Heitor dos Prazeres, das ruas do Rio aos salões do mundo
Por Ivan Accioly – ivanaccioly@negrxs50mais.com.br
Rio é rua, Rio é festa, Rio é uma cidade múltipla. Falar bem é fácil. Falar mal não é difícil. Hoje fico com a primeira opção, inspirado no, para mim, até então desconhecido Heitor dos Prazeres. Alguém de quem eu tinha informação genérica como sendo um sambista de sucesso que também era pintor. Mas só isso, sem detalhes. Eis que tive que me dedicar a conhecê-lo um pouco mais e, em alguns dias, li vários textos sobre sua obra e passei a admirador.
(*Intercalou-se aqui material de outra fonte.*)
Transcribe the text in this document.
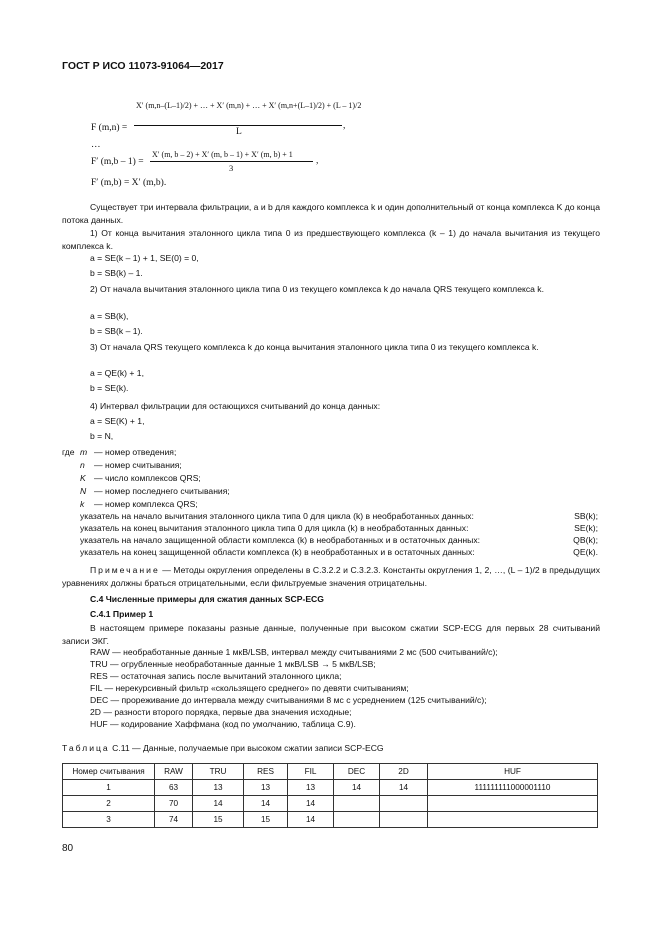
ГОСТ Р ИСО 11073-91064—2017
F (m,n) =
X′ (m,n–(L–1)/2) + … + X′ (m,n) + … + X′ (m,n+(L–1)/2) + (L – 1)/2
L
,
…
F′ (m,b – 1) =
X′ (m, b – 2) + X′ (m, b – 1) + X′ (m, b) + 1
3
,
F′ (m,b) = X′ (m,b).
Существует три интервала фильтрации, a и b для каждого комплекса k и один дополнительный от конца комплекса K до конца потока данных.
1) От конца вычитания эталонного цикла типа 0 из предшествующего комплекса (k – 1) до начала вычитания из текущего комплекса k.
a = SE(k – 1) + 1, SE(0) = 0,
b = SB(k) – 1.
2) От начала вычитания эталонного цикла типа 0 из текущего комплекса k до начала QRS текущего комплекса k.
a = SB(k),
b = SB(k – 1).
3) От начала QRS текущего комплекса k до конца вычитания эталонного цикла типа 0 из текущего комплекса k.
a = QE(k) + 1,
b = SE(k).
4) Интервал фильтрации для остающихся считываний до конца данных:
a = SE(K) + 1,
b = N,
где m — номер отведения;
n — номер считывания;
K — число комплексов QRS;
N — номер последнего считывания;
k — номер комплекса QRS;
указатель на начало вычитания эталонного цикла типа 0 для цикла (k) в необработанных данных:	SB(k);
указатель на конец вычитания эталонного цикла типа 0 для цикла (k) в необработанных данных:	SE(k);
указатель на начало защищенной области комплекса (k) в необработанных и в остаточных данных:	QB(k);
указатель на конец защищенной области комплекса (k) в необработанных и в остаточных данных:	QE(k).
Примечание — Методы округления определены в С.3.2.2 и С.3.2.3. Константы округления 1, 2, …, (L – 1)/2 в предыдущих уравнениях должны браться отрицательными, если фильтруемые значения отрицательны.
С.4 Численные примеры для сжатия данных SCP-ECG
С.4.1 Пример 1
В настоящем примере показаны разные данные, полученные при высоком сжатии SCP-ECG для первых 28 считываний записи ЭКГ.
RAW — необработанные данные 1 мкВ/LSB, интервал между считываниями 2 мс (500 считываний/с);
TRU — огрубленные необработанные данные 1 мкВ/LSB → 5 мкВ/LSB;
RES — остаточная запись после вычитаний эталонного цикла;
FIL — нерекурсивный фильтр «скользящего среднего» по девяти считываниям;
DEC — прореживание до интервала между считываниями 8 мс с усреднением (125 считываний/с);
2D — разности второго порядка, первые два значения исходные;
HUF — кодирование Хаффмана (код по умолчанию, таблица С.9).
Таблица С.11 — Данные, получаемые при высоком сжатии записи SCP-ECG
Номер считывания	RAW	TRU	RES	FIL	DEC	2D	HUF
1	63	13	13	13	14	14	111111111000001110
2	70	14	14	14			
3	74	15	15	14			
80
Na música, só para reforçar o quanto desconhecia, não registrava que o clássico Pierrot Apaixonado, de tantos carnavais, é uma parceria dele com Noel Rosa.
Mas porque iniciei falando sobre o Rio ser rua, o Rio ser festa? Porque Mano Heitor do Cavaco, o músico, viveu essa festa das ruas do Rio intensamente a partir do início do século XX. Nascido na região da Praça XI, em 1898, é a ele atribuída a denominação de “Pequena África” à parte central da cidade que concentrava os negros ex-escravizados.
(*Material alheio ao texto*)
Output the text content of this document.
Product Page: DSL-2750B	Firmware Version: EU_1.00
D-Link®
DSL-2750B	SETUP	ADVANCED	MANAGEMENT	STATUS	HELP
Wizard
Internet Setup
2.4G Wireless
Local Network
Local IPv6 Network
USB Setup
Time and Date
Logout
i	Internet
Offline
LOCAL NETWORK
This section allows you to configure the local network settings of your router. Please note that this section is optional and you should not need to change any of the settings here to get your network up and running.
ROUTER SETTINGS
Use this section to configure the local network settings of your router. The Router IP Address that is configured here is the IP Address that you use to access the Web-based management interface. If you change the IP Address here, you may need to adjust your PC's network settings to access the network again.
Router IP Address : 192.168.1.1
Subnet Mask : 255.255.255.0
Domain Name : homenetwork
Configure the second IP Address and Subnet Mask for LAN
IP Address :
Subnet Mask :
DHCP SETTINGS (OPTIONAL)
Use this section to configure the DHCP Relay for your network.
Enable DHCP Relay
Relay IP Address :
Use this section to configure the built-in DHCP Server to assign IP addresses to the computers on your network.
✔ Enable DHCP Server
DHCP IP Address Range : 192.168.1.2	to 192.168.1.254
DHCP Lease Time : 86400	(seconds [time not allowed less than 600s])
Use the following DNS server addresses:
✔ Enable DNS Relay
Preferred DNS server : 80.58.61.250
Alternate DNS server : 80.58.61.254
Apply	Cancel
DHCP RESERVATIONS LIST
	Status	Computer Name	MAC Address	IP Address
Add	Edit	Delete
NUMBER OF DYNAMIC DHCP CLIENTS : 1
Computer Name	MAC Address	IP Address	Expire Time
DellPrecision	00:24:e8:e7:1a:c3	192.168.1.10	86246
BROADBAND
Do popular à academia, pioneiro do samba e precursor do afrofuturismo
Frequentador da famosa Casa da Tia Ciata, amigo e parceiro de Pixinguinha, Paulo da Portela, Ismael Silva, Donga, Sinhô (com várias escaramuças), Cartola e dezenas de outros, incluindo os brancos de elite, como Noel Rosa, Carlos Drumond de Andrade, Dalva de Oliveira e Herivelton Martins, por exemplo, Heitor conhecia os becos, bares e os salões nobres da cidade. Ia do popular à academia. Esteve na gestação do samba como gênero musical e, depois, na criação das escolas que consolidaram a festa, como Estácio, Portela, Mangueira e Unidos da Tijuca.
Aproveitava o de melhor que sua vida proporcionava e levou para as telas, quando passou a se dedicar à pintura, essa sua vivência. Militou ao seu jeito e sofreu críticas por retratar em seus quadros uma negritude em festa. Apontavam “alienação e ingenuidade”.
Corpos pretos altivos, elegantes, senhores de si, afrontavam aqueles que cobravam que a “realidade” devia ser retratada. Um pessoal que não entendia o que via, pois Heitor estava à frente. Se hoje o afrofuturismo é valorizado com o empoderamento dos corpos negros, Heitor já fazia essa valorização da ocupação espacial por esses corpos em meados do século XX e explicava:
“Eu sou Heitor de Prazeres, Heitor dos Prazeres é meu nome.
Este prazer que eu tenho no nome é o prazer que eu divido com o povo.
Este povo com quem eu reparto este prazer.
Este povo que sofre, este povo que trabalha, este povo alegre que eu compartilho a alegria desse povo.
A alegria deste povo, o sofrimento deste povo é o que me obriga a trabalhar.
É o que me faz transportar para tela o sofrimento do povo.”
Heitor dos Prazeres
Corpos negros são senhores de seus espaços em Heitor dos Prazeres
Em seus quadros não há subalternidade comum em outros artistas que registraram negros nas ruas do Rio em pinturas e fotografias. Os corpos negros em Heitor são senhores de seus espaços, sejam os terreiros, as ruas, os salões, as escolas de samba, as favelas ou gafieiras. Os negros neles têm humanidade, sorrisos, danças e cabeças erguidas.
Como diz Jorge Luis Barbosa: “Não se trata apenas de construir visibilidades para os invisíveis, mas construir reconfigurações da significação dos corpos, práticas e símbolos em condições sistemáticas de constrangimento e à sua livre manifestação.”
Heitor dos Prazeres cumpriu esse papel pessoalmente, abrindo espaço para corpos negros. Fosse com sua música e seu grupo “Heitor dos Prazeres e sua Gente”, fosse nas suas telas. Valorizou os negros mundo afora ao mesmo tempo que estava nas ruas do Rio.
Exposição no CCBB
Quem quiser conhecer um pouco sobre o artista, pode visitar a exposição “Heitor dos Prazeres é meu nome”, em cartaz no CCBB Rio (Rua Primeiro de Março, 66) até 18 de setembro.